The mother of a colleague at work died last week. She had lived to her early nineties, and in her later years there had been that sad wandering from self that can make death a release and a relief for a family. When I offered condolences early one morning passing my colleague in the halls, Pat gave me a gentle smile. She had managed her farewells to her mother a long time ago.
A Catholic of my own generation, Pat is articulate, well educated and utterly efficient. Her family gatherings – among the most recent her own daughter’s wedding – get into narratives that people at work recognize as Pat’s. It is a large family that many of us met just a few years back at the funeral of a sister; her struggle with cancer had been quiet and heroic.
I arrived at the funeral home in a suburb of Boston yesterday in the late afternoon. It was a place whose address I needed to check on my phone at a certain point. I parked a block before the turn off for a parking lot that I expected to find crowded.
I did not see people from work on the walkways leading to the home. Some colleagues had talked about finishing their Friday work early in the interests of an easier commute to the suburban neighborhood. I got ready to greet Pat and her family on my own rather than as part of a familiar group.
At the front door of the white clapboard building, an employee of the parlor was waiting to greet me. When I nodded at him and started toward the line of people ahead of me down the hall, the gentleman extended his arm in the direction of a room to my left.
“This way, sir.”
With his guidance I found myself walking through two rooms to where the real end of the line of visitors was. I would eventually wend my way through still another room and then down two hallways before I got to the viewing area where Pat and her family greeted the arrival of wave after wave of friends and neighbors.
The laughter of recognition. Expansive embraces. Introductions and conversations, one head leaning close to another in confidential exchange.
Everywhere around the rooms and down the hallways had been photographs of a large, active Boston Irish family and their matriarch – wedding portraits, graduation groupings, vacation vans, anniversary celebrations. Everywhere had been flowers with the names of their donors prominently displayed and easily legible.
This was a Boston I could brush up against again and again and never fully know – a Boston of neighborhoods and Catholic parishes and parochial school friendships that lasted for decades. It was a Boston that had once boasted a priest in every family. It was a Boston down whose funeral parlor hallways generations of families had lined to greet the newly bereaved of other families they knew.
I arrived home over an hour later and amid the familiar intimacies of a Christmas season felt a newcomer still.
3 comments:
Je viens de lire votre texte.
Ma mère est morte il y a 3 ans.Ses derniers jours ont été difficiles et sa mort une délivrance.Mais plus le temps passe et plus elle me manque,même si parfois je n'étais pas d'accord avec elle.

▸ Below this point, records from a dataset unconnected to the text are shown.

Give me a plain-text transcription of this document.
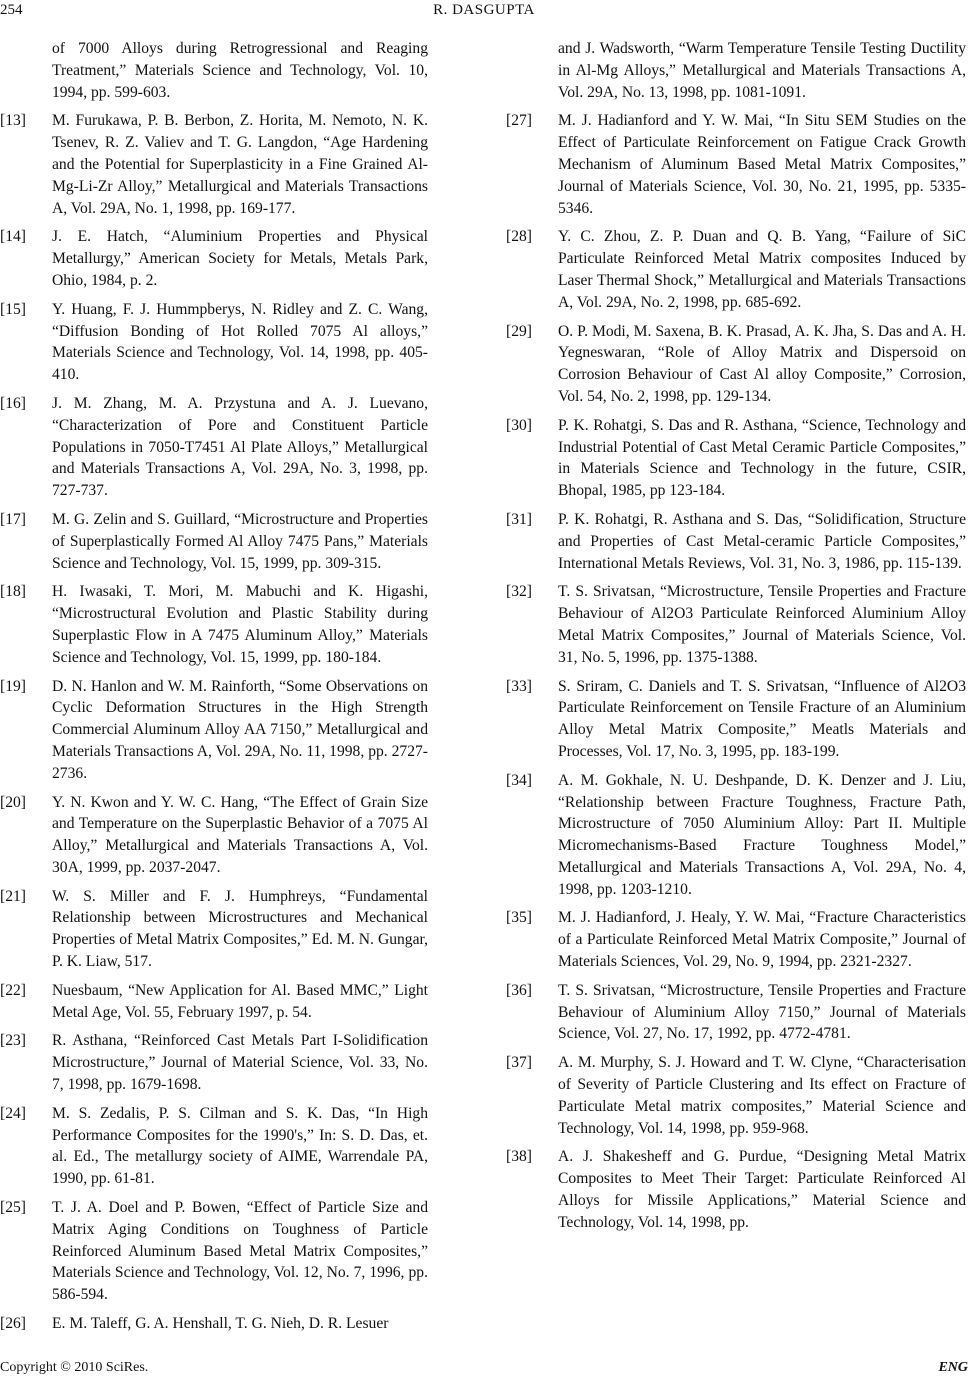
254	R. DASGUPTA
of 7000 Alloys during Retrogressional and Reaging Treatment,” Materials Science and Technology, Vol. 10, 1994, pp. 599-603.
[13] M. Furukawa, P. B. Berbon, Z. Horita, M. Nemoto, N. K. Tsenev, R. Z. Valiev and T. G. Langdon, “Age Hardening and the Potential for Superplasticity in a Fine Grained Al-Mg-Li-Zr Alloy,” Metallurgical and Materials Transactions A, Vol. 29A, No. 1, 1998, pp. 169-177.
[14] J. E. Hatch, “Aluminium Properties and Physical Metallurgy,” American Society for Metals, Metals Park, Ohio, 1984, p. 2.
[15] Y. Huang, F. J. Hummpberys, N. Ridley and Z. C. Wang, “Diffusion Bonding of Hot Rolled 7075 Al alloys,” Materials Science and Technology, Vol. 14, 1998, pp. 405-410.
[16] J. M. Zhang, M. A. Przystuna and A. J. Luevano, “Characterization of Pore and Constituent Particle Populations in 7050-T7451 Al Plate Alloys,” Metallurgical and Materials Transactions A, Vol. 29A, No. 3, 1998, pp. 727-737.
[17] M. G. Zelin and S. Guillard, “Microstructure and Properties of Superplastically Formed Al Alloy 7475 Pans,” Materials Science and Technology, Vol. 15, 1999, pp. 309-315.
[18] H. Iwasaki, T. Mori, M. Mabuchi and K. Higashi, “Microstructural Evolution and Plastic Stability during Superplastic Flow in A 7475 Aluminum Alloy,” Materials Science and Technology, Vol. 15, 1999, pp. 180-184.
[19] D. N. Hanlon and W. M. Rainforth, “Some Observations on Cyclic Deformation Structures in the High Strength Commercial Aluminum Alloy AA 7150,” Metallurgical and Materials Transactions A, Vol. 29A, No. 11, 1998, pp. 2727-2736.
[20] Y. N. Kwon and Y. W. C. Hang, “The Effect of Grain Size and Temperature on the Superplastic Behavior of a 7075 Al Alloy,” Metallurgical and Materials Transactions A, Vol. 30A, 1999, pp. 2037-2047.
[21] W. S. Miller and F. J. Humphreys, “Fundamental Relationship between Microstructures and Mechanical Properties of Metal Matrix Composites,” Ed. M. N. Gungar, P. K. Liaw, 517.
[22] Nuesbaum, “New Application for Al. Based MMC,” Light Metal Age, Vol. 55, February 1997, p. 54.
[23] R. Asthana, “Reinforced Cast Metals Part I-Solidification Microstructure,” Journal of Material Science, Vol. 33, No. 7, 1998, pp. 1679-1698.
[24] M. S. Zedalis, P. S. Cilman and S. K. Das, “In High Performance Composites for the 1990's,” In: S. D. Das, et. al. Ed., The metallurgy society of AIME, Warrendale PA, 1990, pp. 61-81.
[25] T. J. A. Doel and P. Bowen, “Effect of Particle Size and Matrix Aging Conditions on Toughness of Particle Reinforced Aluminum Based Metal Matrix Composites,” Materials Science and Technology, Vol. 12, No. 7, 1996, pp. 586-594.
[26] E. M. Taleff, G. A. Henshall, T. G. Nieh, D. R. Lesuer
and J. Wadsworth, “Warm Temperature Tensile Testing Ductility in Al-Mg Alloys,” Metallurgical and Materials Transactions A, Vol. 29A, No. 13, 1998, pp. 1081-1091.
[27] M. J. Hadianford and Y. W. Mai, “In Situ SEM Studies on the Effect of Particulate Reinforcement on Fatigue Crack Growth Mechanism of Aluminum Based Metal Matrix Composites,” Journal of Materials Science, Vol. 30, No. 21, 1995, pp. 5335-5346.
[28] Y. C. Zhou, Z. P. Duan and Q. B. Yang, “Failure of SiC Particulate Reinforced Metal Matrix composites Induced by Laser Thermal Shock,” Metallurgical and Materials Transactions A, Vol. 29A, No. 2, 1998, pp. 685-692.
[29] O. P. Modi, M. Saxena, B. K. Prasad, A. K. Jha, S. Das and A. H. Yegneswaran, “Role of Alloy Matrix and Dispersoid on Corrosion Behaviour of Cast Al alloy Composite,” Corrosion, Vol. 54, No. 2, 1998, pp. 129-134.
[30] P. K. Rohatgi, S. Das and R. Asthana, “Science, Technology and Industrial Potential of Cast Metal Ceramic Particle Composites,” in Materials Science and Technology in the future, CSIR, Bhopal, 1985, pp 123-184.
[31] P. K. Rohatgi, R. Asthana and S. Das, “Solidification, Structure and Properties of Cast Metal-ceramic Particle Composites,” International Metals Reviews, Vol. 31, No. 3, 1986, pp. 115-139.
[32] T. S. Srivatsan, “Microstructure, Tensile Properties and Fracture Behaviour of Al2O3 Particulate Reinforced Aluminium Alloy Metal Matrix Composites,” Journal of Materials Science, Vol. 31, No. 5, 1996, pp. 1375-1388.
[33] S. Sriram, C. Daniels and T. S. Srivatsan, “Influence of Al2O3 Particulate Reinforcement on Tensile Fracture of an Aluminium Alloy Metal Matrix Composite,” Meatls Materials and Processes, Vol. 17, No. 3, 1995, pp. 183-199.
[34] A. M. Gokhale, N. U. Deshpande, D. K. Denzer and J. Liu, “Relationship between Fracture Toughness, Fracture Path, Microstructure of 7050 Aluminium Alloy: Part II. Multiple Micromechanisms-Based Fracture Toughness Model,” Metallurgical and Materials Transactions A, Vol. 29A, No. 4, 1998, pp. 1203-1210.
[35] M. J. Hadianford, J. Healy, Y. W. Mai, “Fracture Characteristics of a Particulate Reinforced Metal Matrix Composite,” Journal of Materials Sciences, Vol. 29, No. 9, 1994, pp. 2321-2327.
[36] T. S. Srivatsan, “Microstructure, Tensile Properties and Fracture Behaviour of Aluminium Alloy 7150,” Journal of Materials Science, Vol. 27, No. 17, 1992, pp. 4772-4781.
[37] A. M. Murphy, S. J. Howard and T. W. Clyne, “Characterisation of Severity of Particle Clustering and Its effect on Fracture of Particulate Metal matrix composites,” Material Science and Technology, Vol. 14, 1998, pp. 959-968.
[38] A. J. Shakesheff and G. Purdue, “Designing Metal Matrix Composites to Meet Their Target: Particulate Reinforced Al Alloys for Missile Applications,” Material Science and Technology, Vol. 14, 1998, pp.
Copyright © 2010 SciRes.	ENG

Il faut essayer de profiter de la vie
cela peut être un remède ...
Jo d'avignon.
The season of Christmas customs and moods can make our hearts wobbly at times.
But you are right.
This upcoming Thanksgiving week marks 10 years since my beautiful and gracious Mother passed on into God's loving arms. I was her oldest, one of eight children.
Mother quietly encouraged and complimented our academic, creative, and athletic pursuits. Each day as we burst in the door from school, she was at her ironing board, purposefully. She wanted to know everything and would stand her iron on end to read our papers, help us with math, strengthen our vocabulary and grammar, and offer alternative positions to our arguments and disagreements with friends, teachers, politics, and world events. She was a gifted and attentive listener.
As we grew into adulthood, our Mother-child relationship deepened and evolved into a peer relationship. Best friends.
She continues to be loved deeply and missed so very much.